If Connecticut’s Supreme Court finds the prospective nature of last year’s capital punishment repeal unconstitutional, then it should throw “the baby out with the bathwater” and strike down the entire law, a state’s attorney argued Tuesday. 

The Supreme Court heard oral arguments Tuesday morning on a lawsuit challenging the constitutionality of 2012 legislation that took the death penalty off the table as a sentencing option for crimes committed after the law was passed.

Attorney Mark Rademacher argued the case on behalf of Eduardo Santiago, who was sentenced to death after he was convicted of murder-for-hire in 2000. Last year, the Supreme Court overturned Santiago’s initial death sentence and ordered another penalty hearing after the legislature had already repealed capital punishment for future crimes.

Rademacher argued that his client should not be subject to a death sentence after lawmakers had already approved a law stating that life without parole is a sufficient maximum punishment for any crime, no matter how egregious.

Legislators knew when they voted for the law that the Supreme Court would end up examining the provision that made capital punishment sentences still apply to the 11 men already on death row, he said.

“They did not know [if the provision was constitutional] because the only body that can make that determination is this court,” Rademacher told the justices.

But Senior Assistant State’s Attorney Harry Weller argued that the court could not simply reject the provision setting an effective date for the law. He said the Supreme Court either needed to uphold the new law or strike it down entirely. Either way, Santiago would still be subject to the death penalty, he said. 

Weller said that Connecticut’s legislature attempted something novel by incrementally abolishing the death penalty. He said the court’s decision will have an impact in other states considering similar routes.

“Other legislatures are looking at this to determine if they can abolish the death penalty in steps,” he said. “This is a political issue, a quintessentially political issue.”

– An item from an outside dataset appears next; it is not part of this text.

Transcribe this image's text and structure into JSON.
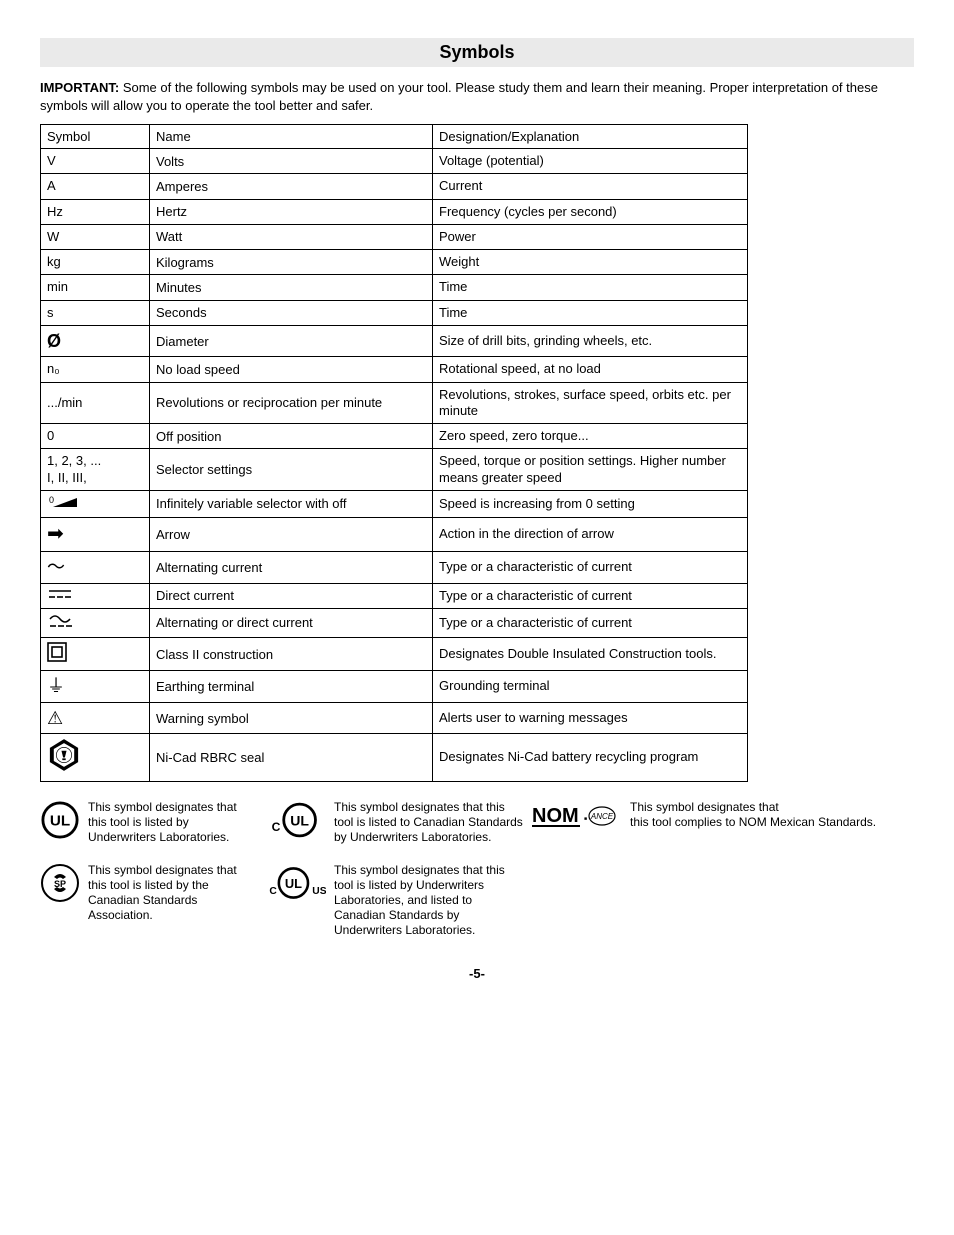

And should the court choose to reject a prospective repeal and the send the issue back to the legislature, it “will be telling the legislature that we can have either black or white. We can’t have any gray.”

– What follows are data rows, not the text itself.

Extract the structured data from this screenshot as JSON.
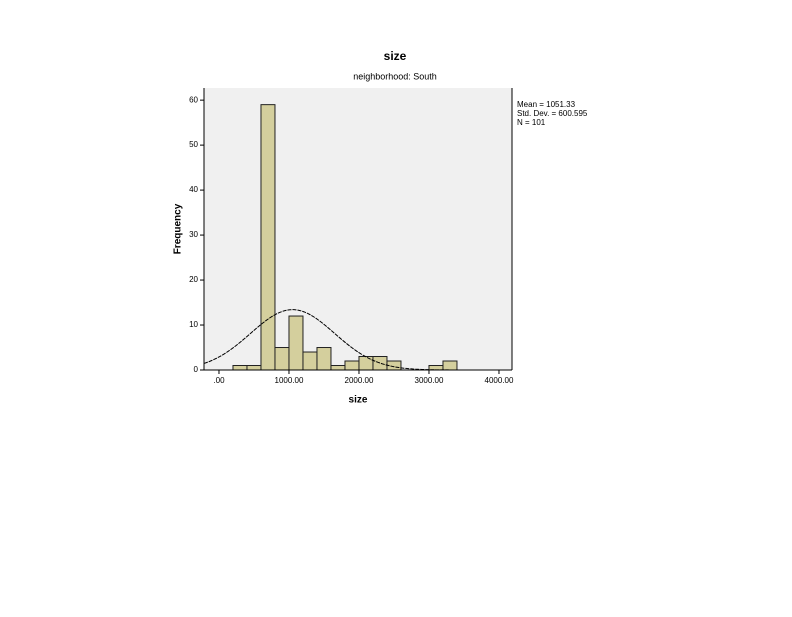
{
  "chart_data": {
    "type": "histogram",
    "title": "size",
    "subtitle": "neighborhood: South",
    "x_label": "size",
    "y_label": "Frequency",
    "bins": [
      200,
      400,
      600,
      800,
      1000,
      1200,
      1400,
      1600,
      1800,
      2000,
      2200,
      2400,
      2600,
      2800,
      3000,
      3200,
      3400
    ],
    "values": [
      1,
      1,
      59,
      5,
      12,
      4,
      5,
      1,
      2,
      3,
      3,
      2,
      0,
      0,
      1,
      2
    ],
    "color": "#d4cf9d",
    "xlim": [
      -214,
      4186
    ],
    "ylim": [
      0,
      62.7
    ],
    "xticks": [
      {
        "value": 0,
        "label": ".00"
      },
      {
        "value": 1000,
        "label": "1000.00"
      },
      {
        "value": 2000,
        "label": "2000.00"
      },
      {
        "value": 3000,
        "label": "3000.00"
      },
      {
        "value": 4000,
        "label": "4000.00"
      }
    ],
    "yticks": [
      0,
      10,
      20,
      30,
      40,
      50,
      60
    ],
    "stats": {
      "mean": {
        "value": 1051.33,
        "label": "Mean = 1051.33"
      },
      "std_dev": {
        "value": 600.595,
        "label": "Std. Dev. = 600.595"
      },
      "n": {
        "value": 101,
        "label": "N = 101"
      }
    }
  }
}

Rademacher disagreed. He told the justices did not think the entire law necessarily needed to be returned to the legislature. He did not argue against the basic premise that people should not be executed. He argued against what he said was an arbitrary distinction based on the day a crime was committed.

“Once the legislature has said ‘No more death penalty,’ we should all agree that we do not make decisions like who lives and who dies based on something as arbitrary as the date of repeal,” he said.

Rademacher likened the practice of subjecting people to death based on the date a crime was committed to imposing death sentences based on the first letter of the offender’s last name.

“The legislature is in the business of deciding whether a group of individuals who commits certain crimes are subject to the death penalty, not deciding whether specific people guilty are certain crimes are subject,” he said.

In their questions, the Supreme Court justices seemed to be looking at the intent of the lawmakers who passed the legislation for guidance.

Lawmakers discussed the fate of the 10 men currently on death often during the debate on the abolition bill. At one point legislators considered adding language which would have required that the repeal be struck down if the court did not uphold their death sentences under the new law.

Sen. Eric Coleman, co-chairman of the Judiciary Committee, said the amendment was unnecessary because their current sentences were permitted under the prospective law.

Justice Richard Palmer asked Rademacher if Coleman’s statements did not establish legislative intent on the issue.

“We do rely on statements of [legislative] sponsors, whether or not we should is another matter, but we almost always do,” Palmer said. “In [Coleman’s view] that was the intent of the law.”

Weller agreed, saying the legislature never would have passed the bill without the prospective clause and there was no mechanism for severing one part of the bill from the other.